The governor said in a statement Friday that she plans to hold a special session, effectively pulling the Legislature out of recess, to address evictions. The state’s own moratorium expires Tuesday.
It was not immediately clear if she intends to act on legislation introduced earlier this month by Sen. Alessandra Biaggi and Assembly member Yuh-Line Niou to extend the moratorium until Oct. 31, or to tweak the rent relief program’s enabling legislation to speed delivery of the money.
In her statement, however, Hochul emphasized getting rental assistance out the door.
“Our teams will be working through the weekend to address how best to deliver relief to renters and homeowners in need as quickly as possible,” Hochul said in her statement.
In a tweet Friday afternoon, Hochul urged renters to apply for the state’s emergency rental assistance program, which provides a year of protection against eviction.
The defense ERAP affords, however, is not immediate. For a tenant to be shielded, documents showing proof of income, occupancy, identity and rental obligations must be reviewed and accepted, said Barbara Guinn, executive deputy commissioner of the Office of Temporary and Disability Assistance, at a hearing last week.
Protections also require OTDA to work with housing courts to provide up-to-date information on who has applied to the program. The agency has not earned a reputation for speed or transparency and has been called to two hearings this month to answer for the delays plaguing the rent relief rollout.

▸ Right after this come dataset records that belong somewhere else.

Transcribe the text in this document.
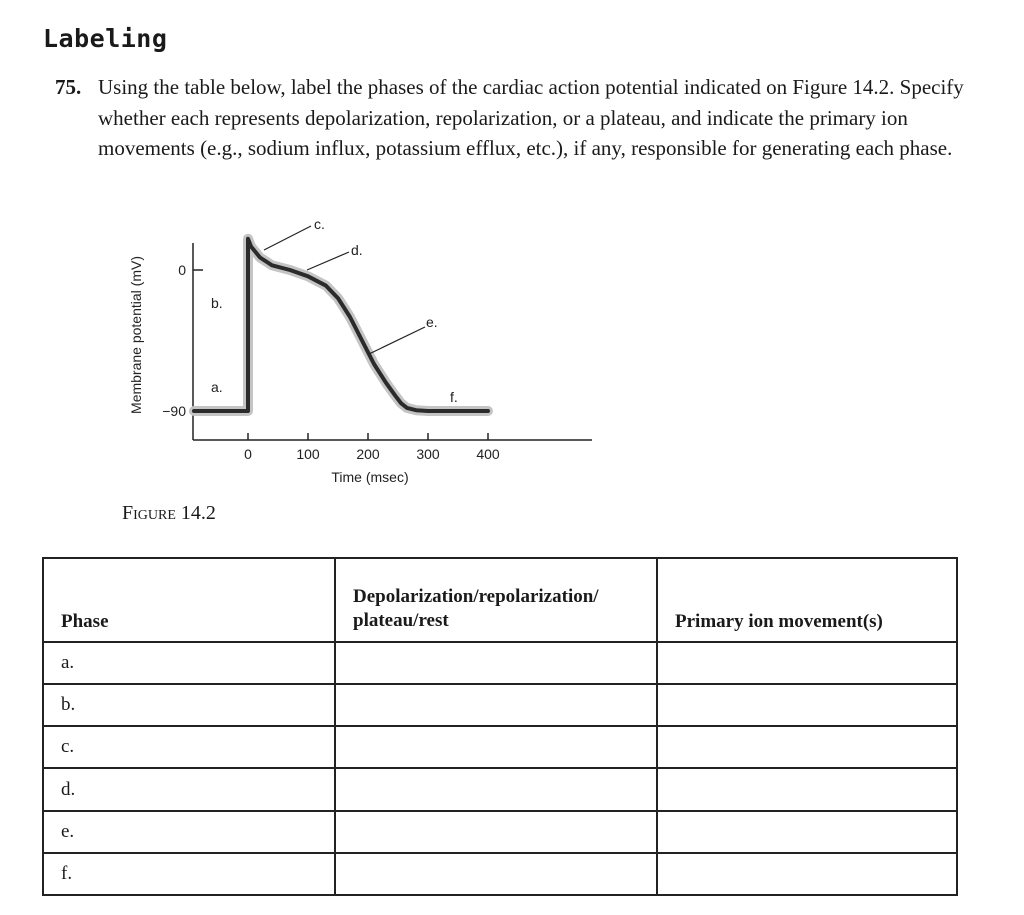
Labeling
75. Using the table below, label the phases of the cardiac action potential indicated on Figure 14.2. Specify whether each represents depolarization, repolarization, or a plateau, and indicate the primary ion movements (e.g., sodium influx, potassium efflux, etc.), if any, responsible for generating each phase.
0
−90
0	100	200	300	400
Time (msec)
Membrane potential (mV)	a.
b.
c.
d.
e.
f.
Figure 14.2
Phase	Depolarization/repolarization/ plateau/rest	Primary ion movement(s)
a.		
b.		
c.		
d.		
e.		
f.		
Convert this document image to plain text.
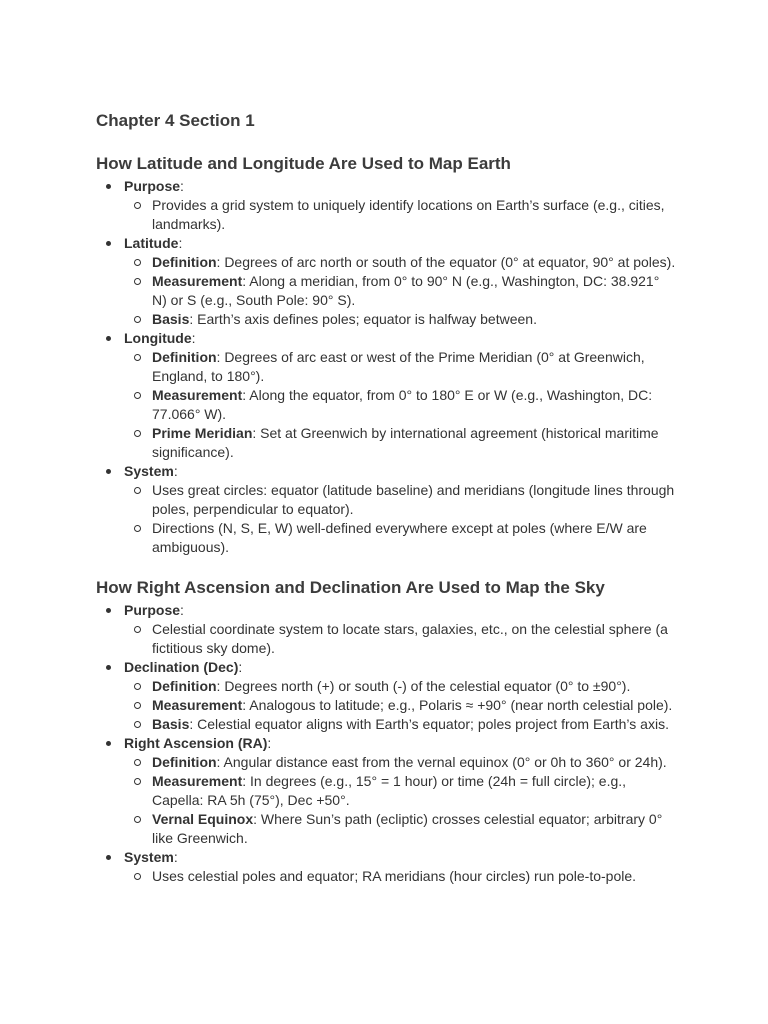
Chapter 4 Section 1
How Latitude and Longitude Are Used to Map Earth
Purpose:
Provides a grid system to uniquely identify locations on Earth’s surface (e.g., cities, landmarks).
Latitude:
Definition: Degrees of arc north or south of the equator (0° at equator, 90° at poles).
Measurement: Along a meridian, from 0° to 90° N (e.g., Washington, DC: 38.921° N) or S (e.g., South Pole: 90° S).
Basis: Earth’s axis defines poles; equator is halfway between.
Longitude:
Definition: Degrees of arc east or west of the Prime Meridian (0° at Greenwich, England, to 180°).
Measurement: Along the equator, from 0° to 180° E or W (e.g., Washington, DC: 77.066° W).
Prime Meridian: Set at Greenwich by international agreement (historical maritime significance).
System:
Uses great circles: equator (latitude baseline) and meridians (longitude lines through poles, perpendicular to equator).
Directions (N, S, E, W) well-defined everywhere except at poles (where E/W are ambiguous).
How Right Ascension and Declination Are Used to Map the Sky
Purpose:
Celestial coordinate system to locate stars, galaxies, etc., on the celestial sphere (a fictitious sky dome).
Declination (Dec):
Definition: Degrees north (+) or south (-) of the celestial equator (0° to ±90°).
Measurement: Analogous to latitude; e.g., Polaris ≈ +90° (near north celestial pole).
Basis: Celestial equator aligns with Earth’s equator; poles project from Earth’s axis.
Right Ascension (RA):
Definition: Angular distance east from the vernal equinox (0° or 0h to 360° or 24h).
Measurement: In degrees (e.g., 15° = 1 hour) or time (24h = full circle); e.g., Capella: RA 5h (75°), Dec +50°.
Vernal Equinox: Where Sun’s path (ecliptic) crosses celestial equator; arbitrary 0° like Greenwich.
System:
Uses celestial poles and equator; RA meridians (hour circles) run pole-to-pole.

In one, OTDA Commissioner Michael Hein said the agency had finalized its data-sharing agreements with the court system, which he said would gain access in real-time to “applications pending, processing, that sort of thing.”
Hochul said $800 million has been obligated to rent relief. Only a small portion has actually reached landlords, though. As of last week, $156 million in relief had dropped via direct deposit or check. Landlords say issues with the agency’s web portal have prevented them from collecting payments.
In her inaugural address this week, Hochul pledged to speed the delivery of rent relief by adding staff to process applications and assigning a team to identify problems with the portal.
A leading landlord group, the Rent Stabilization Association, urged the governor to focus on releasing relief funds rather than issuing another moratorium, which would only add to tenants’ arrears and further strain property owners struggling to pay property taxes and mortgages.
“Circumventing the U.S. Supreme Court decision, instead of getting the hundreds of millions of dollars in federal rent out the door, would just be more of the same political gamesmanship, rather than a real solution to righting OTDA’s failures and delays in distributing the monies,” said RSA President Joseph Strasburg.